In der Sozialpolitik, um nur ein Beispiel zu nennen, hat die FDP überzeugenden Konzepte und hervorragende Sozialpolitiker wie Johannes Vogel oder Pascal Kober, die glaubwürdig sind. Aber es gelingt uns nicht, das Vorurteil zu entkräften, Sozialpolitik käme bei uns nicht vor und wir seien kaltherzig. Wir haben kein Themen, sondern ein Vermittlungsproblem.

 

Der Landesfachausschuss Liberaler Rechtsstaat hatte sich für die Abschaffung der

Zulassungsberufung nach §124 VwGO (Verwaltungsgerichtsordnung) ausgesprochen. Würden Sie dieses Anliegen im Bundestag unterstützen?

Bei diesem Vorschlag handelt es sich um die Rückkehr zu jener Gesetzeslage, die vor der großen VwGO-Reform 1996 galt. Ein wesentlicher Kritikpunkt an jener Rechtslage war das Problem, dass neben zu langen Verfahrensdauern im Verwaltungshandeln auch langwierige Verwaltungsgerichtsprozesse zu insgesamt langen Zeiträumen führten, bis z.B. ein Genehmigungsverfahren rechtskräftig abgeschlossen wurde.

Im Kern geht es um die Frage, ob – bzw. in welchem Ausmaß – eine Verkürzung der Verfahren zu einer Verkürzung der Rechte der Verfahrensbeteiligten führt.

Für mich ist entscheidend: Gegen jedes erstinstanzliche Urteil muss dem klagenden Bürger ein Recht auf Überprüfung der Entscheidung gesichert sein (übrigens: nicht „gewährt werden“, das wäre hoheitliches Denken).

Dies scheint mir allerdings auch bei der heute gültigen Rechtslage der Fall zu sein (zu einer Bedingung komme ich gleich). Denn auch unter der heutigen Rechtslage kann der Bürger ein erstinstanzliches Urteil überprüfen lassen. Zwar ist die Zulassung der Berufung auf enumerativ aufgelistete Fälle beschränkt, in diesen Fällen ist die Berufung dann aber auch zuzulassen. Entscheidend ist aus meiner Sicht für die Wahrung der Bürgerrechte insbesondere, dass die Berufung zugelassen werden muss, wenn die Prüfung grobe Rechtsfehler in der ersten Instanz feststellt.
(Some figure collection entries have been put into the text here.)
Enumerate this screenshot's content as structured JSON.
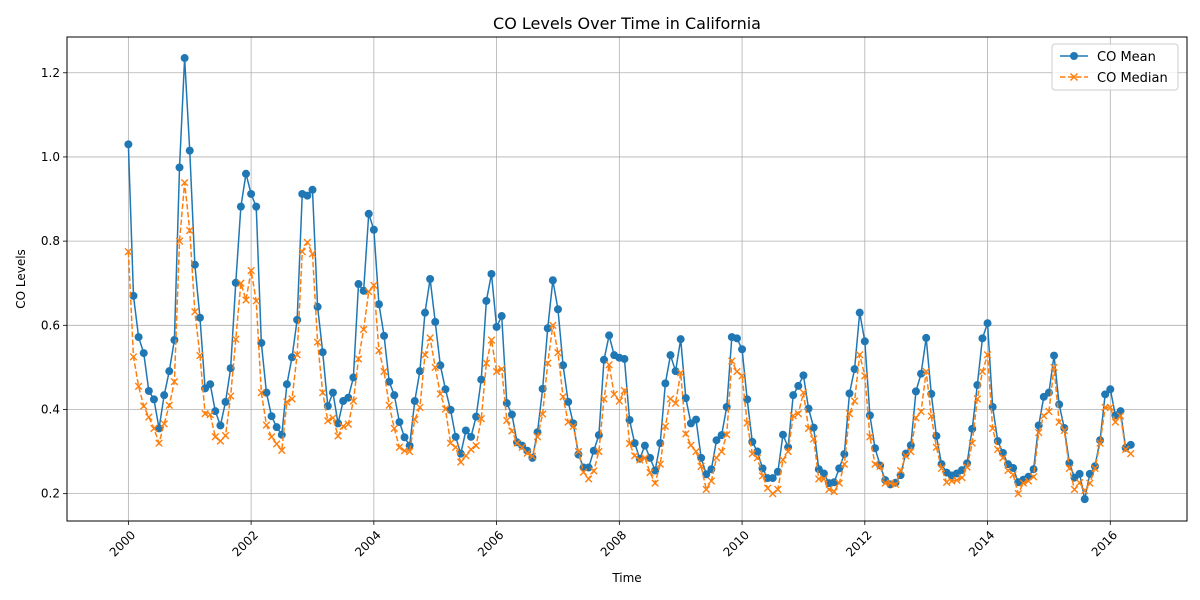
{
  "chart_data": {
    "type": "line",
    "title": "CO Levels Over Time in California",
    "xlabel": "Time",
    "ylabel": "CO Levels",
    "xlim": [
      "1999-01",
      "2017-04"
    ],
    "ylim": [
      0.135,
      1.285
    ],
    "x_ticks": [
      "2000",
      "2002",
      "2004",
      "2006",
      "2008",
      "2010",
      "2012",
      "2014",
      "2016"
    ],
    "y_ticks": [
      "0.2",
      "0.4",
      "0.6",
      "0.8",
      "1.0",
      "1.2"
    ],
    "grid": true,
    "legend": "top-right",
    "x_start": "2000-01",
    "x_step": "1 month",
    "series": [
      {
        "name": "CO Mean",
        "color": "#1f77b4",
        "style": "solid",
        "marker": "circle",
        "values": [
          1.03,
          0.67,
          0.572,
          0.534,
          0.444,
          0.424,
          0.355,
          0.434,
          0.491,
          0.565,
          0.975,
          1.235,
          1.015,
          0.744,
          0.618,
          0.45,
          0.46,
          0.396,
          0.362,
          0.418,
          0.498,
          0.701,
          0.882,
          0.96,
          0.912,
          0.882,
          0.558,
          0.44,
          0.384,
          0.358,
          0.34,
          0.46,
          0.524,
          0.613,
          0.912,
          0.908,
          0.922,
          0.644,
          0.536,
          0.408,
          0.44,
          0.367,
          0.42,
          0.428,
          0.476,
          0.698,
          0.682,
          0.865,
          0.827,
          0.65,
          0.575,
          0.466,
          0.434,
          0.37,
          0.334,
          0.314,
          0.42,
          0.491,
          0.63,
          0.71,
          0.608,
          0.505,
          0.448,
          0.399,
          0.335,
          0.295,
          0.35,
          0.335,
          0.383,
          0.471,
          0.658,
          0.722,
          0.596,
          0.622,
          0.415,
          0.388,
          0.322,
          0.314,
          0.302,
          0.285,
          0.346,
          0.449,
          0.593,
          0.707,
          0.638,
          0.505,
          0.418,
          0.367,
          0.293,
          0.262,
          0.262,
          0.302,
          0.339,
          0.518,
          0.576,
          0.529,
          0.523,
          0.52,
          0.375,
          0.32,
          0.283,
          0.314,
          0.285,
          0.255,
          0.32,
          0.462,
          0.529,
          0.491,
          0.567,
          0.427,
          0.367,
          0.376,
          0.285,
          0.246,
          0.258,
          0.327,
          0.339,
          0.406,
          0.572,
          0.569,
          0.543,
          0.424,
          0.323,
          0.3,
          0.26,
          0.237,
          0.237,
          0.252,
          0.34,
          0.31,
          0.434,
          0.456,
          0.481,
          0.402,
          0.357,
          0.258,
          0.248,
          0.225,
          0.227,
          0.26,
          0.294,
          0.438,
          0.496,
          0.63,
          0.562,
          0.386,
          0.308,
          0.267,
          0.232,
          0.222,
          0.226,
          0.244,
          0.295,
          0.315,
          0.443,
          0.485,
          0.57,
          0.437,
          0.337,
          0.27,
          0.25,
          0.243,
          0.248,
          0.256,
          0.272,
          0.354,
          0.458,
          0.569,
          0.605,
          0.406,
          0.325,
          0.297,
          0.27,
          0.261,
          0.227,
          0.233,
          0.24,
          0.258,
          0.362,
          0.43,
          0.44,
          0.528,
          0.412,
          0.356,
          0.273,
          0.238,
          0.247,
          0.187,
          0.247,
          0.265,
          0.327,
          0.436,
          0.448,
          0.386,
          0.396,
          0.309,
          0.316
        ]
      },
      {
        "name": "CO Median",
        "color": "#ff7f0e",
        "style": "dashed",
        "marker": "x",
        "values": [
          0.775,
          0.525,
          0.455,
          0.408,
          0.382,
          0.355,
          0.32,
          0.366,
          0.41,
          0.466,
          0.8,
          0.939,
          0.825,
          0.632,
          0.528,
          0.39,
          0.388,
          0.335,
          0.325,
          0.338,
          0.432,
          0.567,
          0.7,
          0.66,
          0.73,
          0.658,
          0.44,
          0.363,
          0.335,
          0.318,
          0.303,
          0.418,
          0.425,
          0.53,
          0.775,
          0.797,
          0.77,
          0.56,
          0.44,
          0.373,
          0.38,
          0.337,
          0.36,
          0.365,
          0.42,
          0.52,
          0.59,
          0.68,
          0.695,
          0.54,
          0.49,
          0.41,
          0.355,
          0.31,
          0.302,
          0.3,
          0.376,
          0.405,
          0.53,
          0.57,
          0.5,
          0.437,
          0.401,
          0.32,
          0.31,
          0.275,
          0.29,
          0.305,
          0.314,
          0.378,
          0.51,
          0.565,
          0.49,
          0.496,
          0.374,
          0.349,
          0.32,
          0.31,
          0.296,
          0.289,
          0.335,
          0.389,
          0.51,
          0.6,
          0.535,
          0.43,
          0.37,
          0.36,
          0.3,
          0.251,
          0.235,
          0.254,
          0.3,
          0.425,
          0.506,
          0.436,
          0.42,
          0.445,
          0.319,
          0.29,
          0.28,
          0.285,
          0.25,
          0.225,
          0.27,
          0.36,
          0.425,
          0.415,
          0.487,
          0.342,
          0.315,
          0.3,
          0.265,
          0.21,
          0.23,
          0.285,
          0.3,
          0.34,
          0.515,
          0.49,
          0.48,
          0.368,
          0.295,
          0.285,
          0.242,
          0.213,
          0.2,
          0.21,
          0.28,
          0.3,
          0.385,
          0.39,
          0.44,
          0.355,
          0.33,
          0.235,
          0.235,
          0.21,
          0.205,
          0.225,
          0.27,
          0.39,
          0.42,
          0.53,
          0.48,
          0.335,
          0.27,
          0.265,
          0.225,
          0.225,
          0.222,
          0.255,
          0.29,
          0.3,
          0.38,
          0.395,
          0.49,
          0.384,
          0.31,
          0.26,
          0.227,
          0.23,
          0.232,
          0.238,
          0.263,
          0.32,
          0.425,
          0.49,
          0.53,
          0.355,
          0.305,
          0.285,
          0.255,
          0.245,
          0.2,
          0.225,
          0.23,
          0.24,
          0.345,
          0.385,
          0.395,
          0.5,
          0.37,
          0.35,
          0.26,
          0.21,
          0.226,
          0.207,
          0.225,
          0.26,
          0.32,
          0.405,
          0.405,
          0.37,
          0.385,
          0.305,
          0.295
        ]
      }
    ]
  }
}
Jetzt kommt die von mir angekündigte Bedingung: Es muss durch die Gerichtsorganisation sichergestellt sein, dass eine Zulassungsentscheidung nicht durch sachfremde Erwägungen beeinflusst wird. Beispiel: Wenn der über die Zulassung entscheidende Senat mit seiner Entscheidung bewirken könnte, ob er sich mit dem entsprechenden Fall befassen muss (also sich zusätzliche Arbeit auflädt), ist eine unbefangene Beurteilung u.U. nicht gegeben. Es sollte also sichergestellt sein, dass der über die Zulassung befindende Senat nicht auch jener ist, der dann die Berufung selbst zu entscheiden hat.

Sofern also sichergestellt ist, dass die Beurteilung der Zulassung von sachfremden Überlegungen frei ist, scheint mir die aktuelle Gesetzeslage ein praktikabler Kompromiss zwischen einem rechtsstaatlich angemessenem Instanzenzug einerseits und den Erfordernissen von rechtskräftigen Genehmigungen in einem zeitlich halbwegs überschaubaren Rahmen.